Q&A: Whitney Houston Talks New Album & Her Daughter’s Encouragement
First Published: July 22, 2009 3:46 PM EDT Credit: Getty Images / WireImage
NEW YORK, N.Y. -- It’s been seven years since Whitney Houston’s last album and five since her last television interview. Now, Whitney is back.
The singing legend presented her new release, “I Look To You,” at The Allen Room of Jazz at Lincoln Center in New York City on July 21, alongside her longtime friend and music maestro, Clive Davis.
A host of notables packed the room for the listening party, including Whitney’s cousin, Dionne Warwick, her mother, Cissy Houston, Alicia Keys, who collaborated with Whitney on one track on the record, Martha Stewart, Gayle King and Chairman of Island Def Jam Music Group L.A. Reid.
Access Hollywood’s guest correspondent Toure talked with Whitney and Clive about her new album, which hits store shelves on September 1. The album marks a major comeback after recent struggles and time away to raise her now 16-year-old daughter, Bobbi Kristina.

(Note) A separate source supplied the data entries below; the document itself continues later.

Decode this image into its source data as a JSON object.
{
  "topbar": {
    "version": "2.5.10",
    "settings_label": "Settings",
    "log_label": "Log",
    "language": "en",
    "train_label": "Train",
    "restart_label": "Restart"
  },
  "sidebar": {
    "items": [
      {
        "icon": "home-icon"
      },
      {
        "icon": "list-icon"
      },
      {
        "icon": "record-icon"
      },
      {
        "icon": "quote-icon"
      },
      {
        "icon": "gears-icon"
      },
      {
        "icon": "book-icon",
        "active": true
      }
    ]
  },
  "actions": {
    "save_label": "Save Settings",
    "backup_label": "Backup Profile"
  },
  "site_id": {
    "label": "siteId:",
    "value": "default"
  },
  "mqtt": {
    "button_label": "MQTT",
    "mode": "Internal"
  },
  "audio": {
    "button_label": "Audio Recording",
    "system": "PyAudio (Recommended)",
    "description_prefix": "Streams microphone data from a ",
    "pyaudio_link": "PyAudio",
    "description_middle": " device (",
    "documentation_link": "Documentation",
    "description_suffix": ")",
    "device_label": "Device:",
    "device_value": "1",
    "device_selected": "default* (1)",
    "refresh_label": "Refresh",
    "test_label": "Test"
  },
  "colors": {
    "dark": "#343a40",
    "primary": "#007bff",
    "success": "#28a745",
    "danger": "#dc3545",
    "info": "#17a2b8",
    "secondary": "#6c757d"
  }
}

Access: Whitney, you said you were ready to move to an island when Clive called. How could all of this be better than living on an island?
Whitney: After all those years of having been in the industry and making all those great records and stuff — you know what I’m saying — and all the hoopla… I kind of got tired of it.
I loved the time that I took [for] myself — for me and my daughter… [I] made some changes in my life that I had to respect for me… It had to be for me. Couldn’t be for anyone else. And when after… three years kind of went by I got a call from my dear friend here — my dad in the industry. I call him my father in the industry because he guides me. He said, ‘Listen, you know it’s time.’
Access: After seven years, were there adjustments or more like riding a bike?
Whitney: It’s more like riding a horse… [A] bike you can stop, break. Sometimes you’ve got to pull the horse reins back, you’ve got to hold the rein a little better…. When it first began, I felt a little funny because I was so used to getting up, getting my daughter dressed for school, watching her go to school, come back home.
Access: A regular mom?
Whitney: Yeah! That was my thing. And then, when I told her I was going to do an album again she said, ‘That’s great mom! You should do it.’ I said, '[Have] I got it in me to still do it kind of thing?’ She was like, ‘Yeah! Come on mom! You know you still got it!’
Access: (To Clive) Is this the best American singer?
Clive: I think without question. Whitney, her legacy and what she is doing right now, she might talk about an island but she can’t shop on an island, she can’t go [buy] the great clothes that she loves, but more importantly music runs through her. It’s been part of her life since she was born. For her not be involved, for her not to really look for the material — we are a team, we go looking everywhere for the best music that [fits] what she has stood for, that great tradition of great vocalist and copyrights that last and become standards, so that was our goal… What she’s done is special.
Whitney: Yeah it is. It’s very special…. It’s very special.